While it may be impossible to completely eliminate bias from AI systems, it is possible to take steps to reduce the amount of bias that is present. One way to do this is to carefully select the data that is used to train AI systems. If the data is biased, the AI system is likely to learn the biases and reflect them in its output. Another way to reduce bias is to use techniques such as data cleaning and debiasing. Data cleaning involves removing any data that is obviously biased from the training dataset. Debiasing involves using statistical techniques to reduce the amount of bias in the data. For example, debiasing can be used to remove any gender bias in a dataset by replacing all the male names with female names and vice versa.
Google is reportedly testing an AI tool that can generate news articles. The tool is still in development, but it is said to be able to write news articles that are indistinguishable from those written by human journalists.

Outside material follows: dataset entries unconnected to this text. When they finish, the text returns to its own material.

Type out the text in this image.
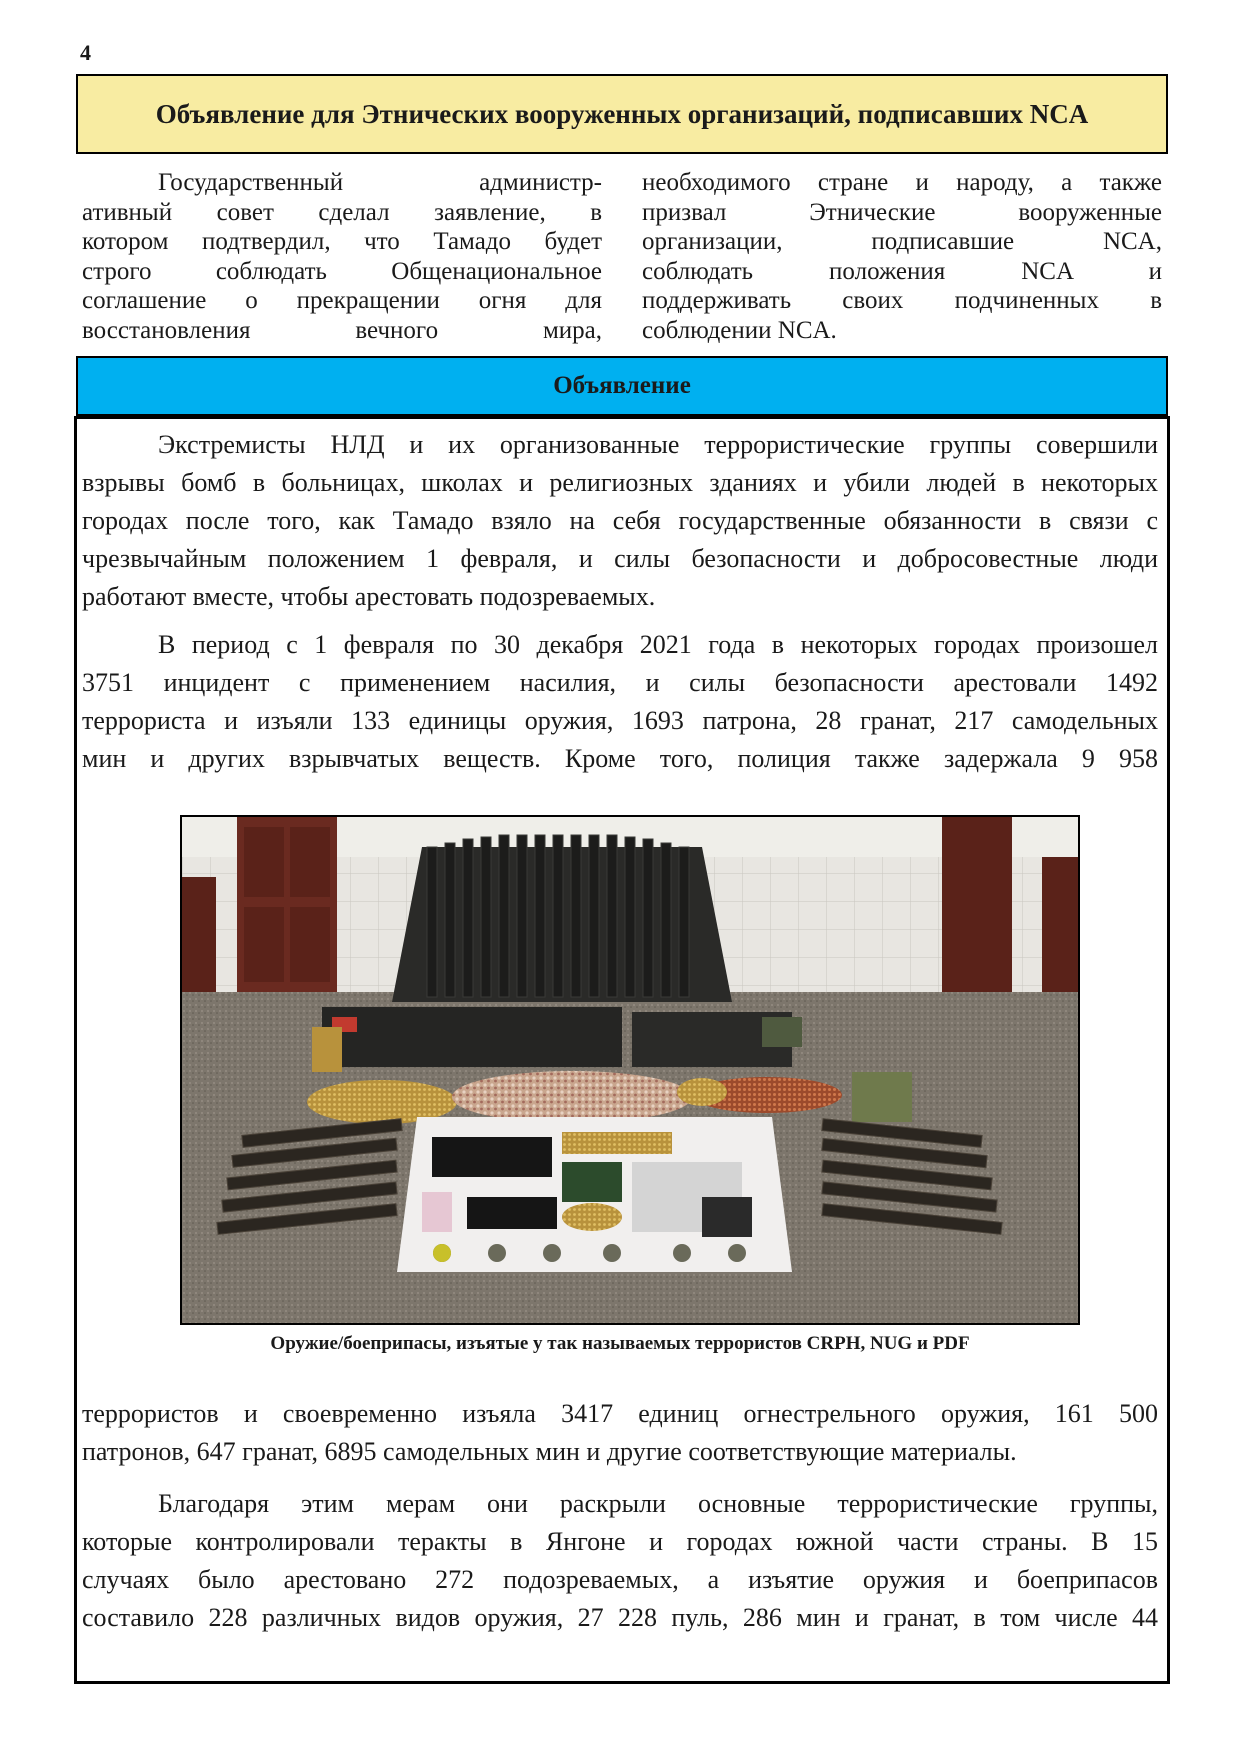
4
Объявление для Этнических вооруженных организаций, подписавших NCA
Государственный администр-
ативный совет сделал заявление, в
котором подтвердил, что Тамадо будет
строго соблюдать Общенациональное
соглашение о прекращении огня для
восстановления вечного мира,
необходимого стране и народу, а также
призвал Этнические вооруженные
организации, подписавшие NCA,
соблюдать положения NCA и
поддерживать своих подчиненных в
соблюдении NCA.
Объявление
Экстремисты НЛД и их организованные террористические группы совершили
взрывы бомб в больницах, школах и религиозных зданиях и убили людей в некоторых
городах после того, как Тамадо взяло на себя государственные обязанности в связи с
чрезвычайным положением 1 февраля, и силы безопасности и добросовестные люди
работают вместе, чтобы арестовать подозреваемых.
В период с 1 февраля по 30 декабря 2021 года в некоторых городах произошел
3751 инцидент с применением насилия, и силы безопасности арестовали 1492
террориста и изъяли 133 единицы оружия, 1693 патрона, 28 гранат, 217 самодельных
мин и других взрывчатых веществ. Кроме того, полиция также задержала 9 958
Оружие/боеприпасы, изъятые у так называемых террористов CRPH, NUG и PDF
террористов и своевременно изъяла 3417 единиц огнестрельного оружия, 161 500
патронов, 647 гранат, 6895 самодельных мин и другие соответствующие материалы.
Благодаря этим мерам они раскрыли основные террористические группы,
которые контролировали теракты в Янгоне и городах южной части страны. В 15
случаях было арестовано 272 подозреваемых, а изъятие оружия и боеприпасов
составило 228 различных видов оружия, 27 228 пуль, 286 мин и гранат, в том числе 44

The tool is reportedly trained on a massive dataset of news articles, and it is able to learn the patterns of human language. This allows the tool to generate articles that are grammatically correct and factually accurate. The tool is also able to generate articles that are relevant to the current news cycle.
If Google is able to successfully develop this tool, it could have a significant impact on the news industry. It could reduce the need for human journalists, and it could change the way that news is consumed. It is still too early to say what the long-term impact of this technology will be, but it is clear that it has the potential to disrupt the news industry.